Pho Lam

Customers fill Pho Lam’s narrow dining room and spill onto the sidewalk. Photo: Linh Trang

Pho Lam makes its debut on this year’s list. The stall, operating since the 1990s, is set up inside the owner's private home. Its space is modest and timeworn - just a handful of tables squeezed into a tight room. During morning rush hours, diners spill onto the sidewalk, and even into a neighboring tea shop.

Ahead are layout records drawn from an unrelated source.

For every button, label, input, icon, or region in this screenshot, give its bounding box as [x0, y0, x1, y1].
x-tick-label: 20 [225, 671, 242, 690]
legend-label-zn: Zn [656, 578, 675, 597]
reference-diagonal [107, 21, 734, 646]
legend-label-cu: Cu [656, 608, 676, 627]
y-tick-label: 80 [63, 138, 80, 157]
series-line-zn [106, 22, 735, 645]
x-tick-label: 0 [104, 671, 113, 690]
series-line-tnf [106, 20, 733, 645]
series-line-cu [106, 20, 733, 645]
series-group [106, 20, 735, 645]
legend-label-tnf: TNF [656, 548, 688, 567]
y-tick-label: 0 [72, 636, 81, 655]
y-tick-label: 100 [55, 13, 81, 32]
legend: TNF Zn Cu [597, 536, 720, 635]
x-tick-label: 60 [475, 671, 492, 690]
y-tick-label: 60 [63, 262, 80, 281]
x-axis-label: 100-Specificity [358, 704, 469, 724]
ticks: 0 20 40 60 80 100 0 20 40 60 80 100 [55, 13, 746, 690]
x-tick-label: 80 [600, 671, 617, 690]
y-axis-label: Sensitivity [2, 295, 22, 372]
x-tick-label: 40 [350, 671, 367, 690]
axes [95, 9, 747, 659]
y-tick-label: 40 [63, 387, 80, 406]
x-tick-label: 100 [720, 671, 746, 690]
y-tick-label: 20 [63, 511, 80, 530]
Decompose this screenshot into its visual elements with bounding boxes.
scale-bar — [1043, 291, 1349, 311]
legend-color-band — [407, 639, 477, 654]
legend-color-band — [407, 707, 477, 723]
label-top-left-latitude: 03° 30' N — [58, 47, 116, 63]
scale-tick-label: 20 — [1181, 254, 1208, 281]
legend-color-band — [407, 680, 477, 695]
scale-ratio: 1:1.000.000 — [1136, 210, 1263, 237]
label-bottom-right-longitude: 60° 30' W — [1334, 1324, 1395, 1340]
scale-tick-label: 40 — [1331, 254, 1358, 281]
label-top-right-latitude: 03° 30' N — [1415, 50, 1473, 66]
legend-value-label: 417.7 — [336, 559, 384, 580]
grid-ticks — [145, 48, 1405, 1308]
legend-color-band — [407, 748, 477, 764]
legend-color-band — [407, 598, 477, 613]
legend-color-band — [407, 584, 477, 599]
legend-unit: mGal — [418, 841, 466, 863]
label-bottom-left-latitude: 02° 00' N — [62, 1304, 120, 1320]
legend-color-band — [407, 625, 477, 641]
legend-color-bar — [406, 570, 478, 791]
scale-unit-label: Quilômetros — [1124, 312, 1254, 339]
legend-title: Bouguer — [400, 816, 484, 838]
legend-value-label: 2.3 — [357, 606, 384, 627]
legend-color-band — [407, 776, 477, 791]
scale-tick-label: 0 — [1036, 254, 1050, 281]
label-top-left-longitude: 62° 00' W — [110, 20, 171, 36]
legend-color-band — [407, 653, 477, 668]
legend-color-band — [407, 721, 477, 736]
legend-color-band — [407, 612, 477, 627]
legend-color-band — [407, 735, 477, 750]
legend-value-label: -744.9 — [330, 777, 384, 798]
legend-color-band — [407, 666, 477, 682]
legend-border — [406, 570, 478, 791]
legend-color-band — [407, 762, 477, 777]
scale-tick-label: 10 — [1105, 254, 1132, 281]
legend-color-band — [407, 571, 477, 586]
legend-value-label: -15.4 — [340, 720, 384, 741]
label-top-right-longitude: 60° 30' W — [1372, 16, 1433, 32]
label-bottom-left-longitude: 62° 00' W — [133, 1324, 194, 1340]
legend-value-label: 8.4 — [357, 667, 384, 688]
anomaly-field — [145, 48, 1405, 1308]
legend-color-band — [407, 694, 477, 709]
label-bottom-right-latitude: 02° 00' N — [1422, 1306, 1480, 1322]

The owner, Vu Bao Lam, still helms the kitchen. The house specialty is pho with loi bo - a prized beef cut known for its marbled texture and signature crunch. According to Lam, only about five kilograms of fresh loi bo are available daily, sourced from multiple suppliers due to its rarity.

In addition to loi bo, the menu features classic options like rare beef (tai), well-done beef (chin), brisket (nam), fatty brisket (gau), and tendon (gan). But loi bo remains the standout and often sells out early.

The broth is slow-simmered from beef bones and seasoned with aromatics like onion, cinnamon, and star anise, following a family recipe. It delivers a clear, subtly sweet flavor that some may find milder than typical.

Pho Lam opens daily from 5:30 a.m. to 10:00 a.m.

Pho Khoi Hoi

Pho Khoi Hoi remains packed from morning to evening with diners. Photo: Xuan Minh

Pho Khoi Hoi’s top-sellers are loi bo and gau gion, prepared with meticulous care. Photo: Xuan Minh

Just 24 meters away, according to Google Maps, Pho Khoi Hoi has been featured in the Bib Gourmand list since 2024. With over 30 years in business, it's long been a local favorite, especially for its pho loi bo and crunchy fatty brisket (gau gion).

The stall has earned fame beyond Vietnam. Photos of Korean football coach Park Hang-seo adorn the walls, and Korean TV programs have dubbed it his go-to pho spot in Hanoi.

Pho Khoi Hoi also appeared in the travel show Battle Trip, where Korean singer Kim Min Seok (of MeloMance) and actor Park Jae Min visited. After finishing a bowl of beef stew pho (sot vang), Kim Min Seok ordered a second bowl of loi bo pho for comparison - both earned his praise.

Here, loi bo is thinly sliced and briefly blanched in hot broth to preserve its crunch and rich beef flavor. The gau gion is golden in color, firm but tender, and offers a satisfyingly chewy bite.

Preparation is meticulous. According to the owner, the gau gion takes about three hours to cook, while the broth is simmered for over 20 hours. The stall opens from 6 a.m. to 9 p.m., with peak hours between 9 a.m. and 2 p.m.

Space is limited, so diners often sit elbow to elbow along the sidewalk. Prices range from $1.80 to $3.60 per bowl.

This isn’t the only case of neighboring Michelin picks in Hanoi. At the intersection of Chan Cam and Ly Quoc Su streets, Pho 10 Ly Quoc Su and Chan Cam Eel Vermicelli - just 26 meters apart - are also Bib Gourmand recipients, both famous for their long lines and international fans.

Elsewhere, on Hang Dieu Street, Dong Thinh Eel Vermicelli and Mr Bay Mien Tay, just 12 meters apart, also share Bib Gourmand honors, highlighting the dense culinary excellence tucked within Hanoi’s Old Quarter.